Sherlock's residence at 221B Baker Street was filmed at 185 North Gower Street. Baker Street was impractical because of heavy traffic and the number of things labelled "Sherlock Holmes", which would need to be disguised. The laboratory used by Sherlock was filmed at Cardiff University School of Earth and Ocean Sciences.

"The Great Game" was partly set in a disused sewage works.

== Broadcast and reception ==
"The Great Game" was first broadcast on BBC One on 8 August 2010. Overnight figures had been watched by 7.34 million viewers on BBC One and BBC HD, a 31.3% audience share. Final viewing figures rose to 9.18 million.

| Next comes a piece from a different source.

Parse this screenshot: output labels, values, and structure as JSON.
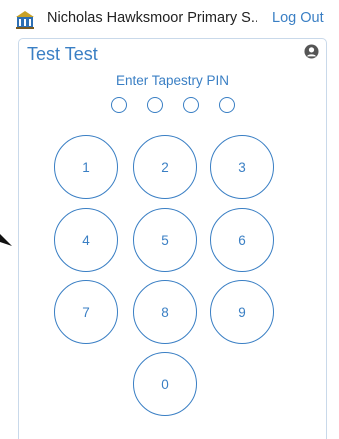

Critical reception was highly positive. Chris Tilly of IGN rated "The Great Game" a 9.5 out of 10, describing it as "gripping from start to finish". Of Moriarty's appearance, he said it "didn't disappoint either, the villain of the piece being unlike any incarnation of the character yet seen on screen". He also praised the writing, saying, "Credit should go to writer Mark Gatiss, his script the perfect combination of classic Conan Doyle storytelling with modern-day plot devices and humour, creating a sophisticated mystery that was the perfect marriage of old and new.", and the performances of Cumberbatch and Freeman. John Teti, writing for The A.V. Club, awarded the episode an A− and called it an "extraordinarily dense 90 minutes". He further singled out Andrew Scott for praise, writing that his "portrayal of Moriarty is a thrilling departure from earlier incarnations of the man". The Guardians Sam Wollaston was optimistic for the programme, describing it as "smart, exciting, and just the right level of confusing" and described "The Great Game" as "a mash-up that totally works" and "an edge-of-the seat ride".